OT:RR:CTF:FTM H301424 TJS

Mr. W.J. Gonzalez
General Manager
Trans-Union Customs Service, Inc.
11941 S. Prairie Avenue
Hawthorne, CA 90250

RE: Modification of NY B85277, NY 801210, and NY 889565; Revocation of NY 800463 and NY 881559; Classification of Embroidered Motifs Imported in Continuous Lengths

Dear Mr. Gonzalez,

This is to inform you that U.S. Customs and Border Protection ("CBP") has reconsidered New York Ruling Letter ("NY") B85277, issued to you on May 13, 1997 and NY 800463, issued to you on July 24, 1994, in addition to NY 801210, dated August 22, 1994, NY 889565, dated August 26, 1993; and NY 881559, dated January 6, 1993, regarding the tariff classification of certain embroidered motifs under the Harmonized Tariff Schedule of the United States ("HTSUS"). In those rulings, CBP classified certain embroidered motifs under subheading 5810.92.0040, HTSUS, or its current successor provision 5810.92.1000, HTSUS, which provides for "Embroidery in the piece, in strips or in motifs: Other embroidery: Of man-made fibers: Badges, emblems and motifs." We have determined that NY B85277, NY 801210, and NY 889565 are partially incorrect, and NY 800463 and NY 881559 are incorrect. For the reasons set forth below, we hereby modify NY B85277, NY 801210, and NY 889565, and revoke NY 800463 and NY 881559.

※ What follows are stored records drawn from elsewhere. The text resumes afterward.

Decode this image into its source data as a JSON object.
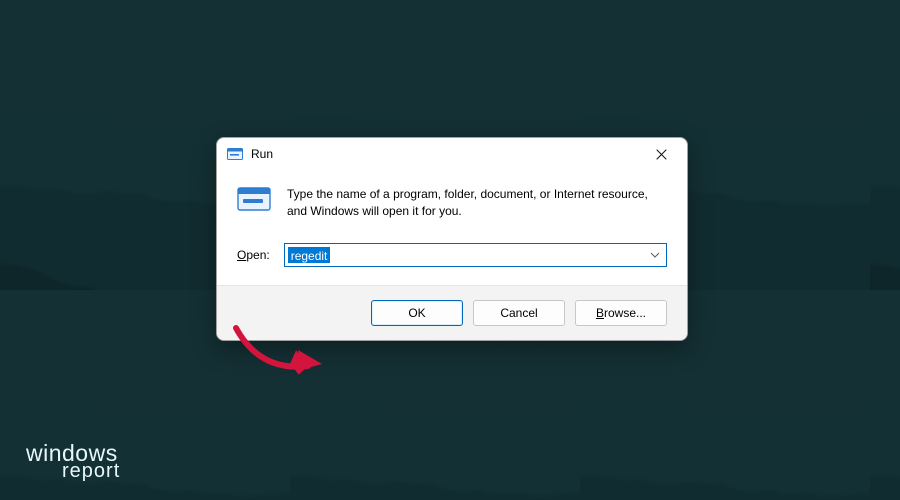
{
  "dialog": {
    "title": "Run",
    "description": "Type the name of a program, folder, document, or Internet resource, and Windows will open it for you.",
    "open_label_pre": "O",
    "open_label_post": "pen:",
    "input_value": "regedit",
    "buttons": {
      "ok": "OK",
      "cancel": "Cancel",
      "browse_pre": "B",
      "browse_post": "rowse..."
    }
  },
  "watermark": {
    "line1": "windows",
    "line2": "report"
  }
}
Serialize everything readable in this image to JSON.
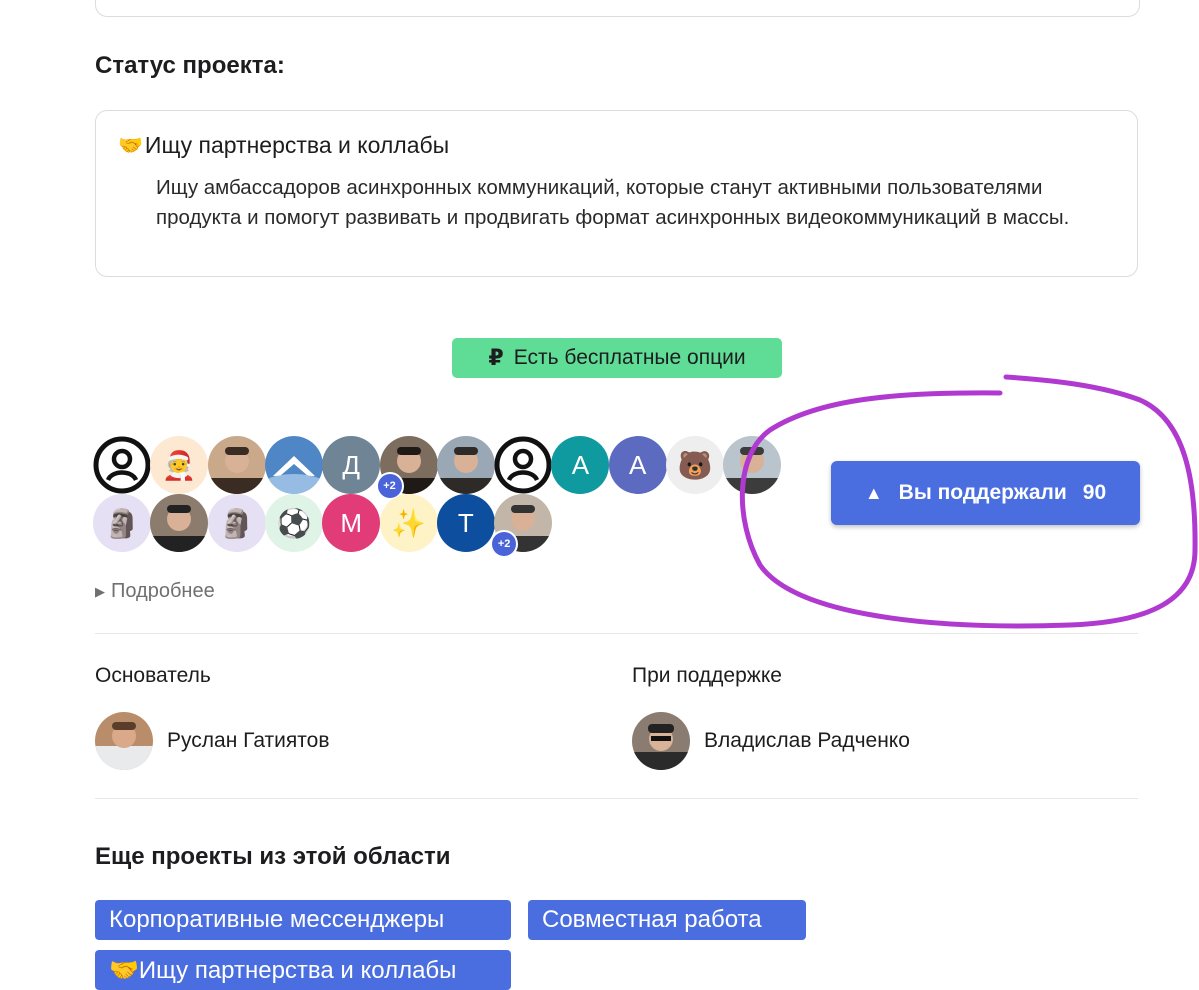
{
  "status_section": {
    "heading": "Статус проекта:",
    "title_emoji": "🤝",
    "title": "Ищу партнерства и коллабы",
    "description": "Ищу амбассадоров асинхронных коммуникаций, которые станут активными пользователями продукта и помогут развивать и продвигать формат асинхронных видеокоммуникаций в массы."
  },
  "free_badge": {
    "symbol": "₽",
    "label": "Есть бесплатные опции",
    "color": "#5fdc96"
  },
  "supporters": {
    "row1": [
      {
        "kind": "user-icon"
      },
      {
        "kind": "emoji",
        "text": "🧑‍🎄"
      },
      {
        "kind": "photo"
      },
      {
        "kind": "logo"
      },
      {
        "kind": "letter",
        "text": "Д",
        "color": "#6f8494"
      },
      {
        "kind": "photo",
        "badge": "+2"
      },
      {
        "kind": "photo"
      },
      {
        "kind": "user-icon"
      },
      {
        "kind": "letter",
        "text": "А",
        "color": "#0f9aa0"
      },
      {
        "kind": "letter",
        "text": "А",
        "color": "#5c6bc0"
      },
      {
        "kind": "emoji",
        "text": "🐻"
      },
      {
        "kind": "photo"
      }
    ],
    "row2": [
      {
        "kind": "emoji",
        "text": "🗿"
      },
      {
        "kind": "photo"
      },
      {
        "kind": "emoji",
        "text": "🗿"
      },
      {
        "kind": "emoji",
        "text": "⚽"
      },
      {
        "kind": "letter",
        "text": "М",
        "color": "#e23c78"
      },
      {
        "kind": "emoji",
        "text": "✨"
      },
      {
        "kind": "letter",
        "text": "Т",
        "color": "#0d4f9e"
      },
      {
        "kind": "photo",
        "badge": "+2"
      }
    ]
  },
  "support_button": {
    "icon": "triangle-up-icon",
    "label": "Вы поддержали",
    "count": "90",
    "color": "#4a6ee0"
  },
  "details_toggle": {
    "label": "Подробнее"
  },
  "founder": {
    "label": "Основатель",
    "name": "Руслан Гатиятов"
  },
  "backer": {
    "label": "При поддержке",
    "name": "Владислав Радченко"
  },
  "more_projects": {
    "heading": "Еще проекты из этой области",
    "tags": [
      "Корпоративные мессенджеры",
      "Совместная работа",
      "🤝Ищу партнерства и коллабы"
    ]
  },
  "annotation_color": "#b03ad0"
}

Pursuant to section 625(c)(1), Tariff Act of 1930 (19 U.S.C. 1625(c)(1)), as amended by section 623 of Title VI (Customs Modernization) of the North American Free Trade Agreement Implementation Act (Pub. L. 103-182, 107 Stat. 2057), a notice of the proposed action was published in the Customs Bulletin, Vol. 53, No. 48, on January 2, 2020. No comments were received in response to the proposed action.

FACTS:

The subject merchandise consists of various styles of embroidered motifs imported in continuous lengths. NY B85277 addressed the classification of three samples of motifs used for decorating dresses, but only one is at issue here. Sample St-7777 consisted of glass beads and sequins stitched to a backing of man-made fiber. The item was to be imported in continuous lengths, but could be easily cut apart into individual pieces of approximately one inch by one inch separate articles that could stand alone as individual appliqus.

NY 801210 classified five samples of decorative textile items, but only one style is at issue here. Style # AS/JC 1006 was beaded motifs made with imitation pearls and sequins sewn onto a sheer woven ground fabric assumed to be of man-made fibers. They consisted of star-shaped motifs with two inch long dangling beads. These motifs were imported by the yard for the convenience of transportation and could be easily cut apart.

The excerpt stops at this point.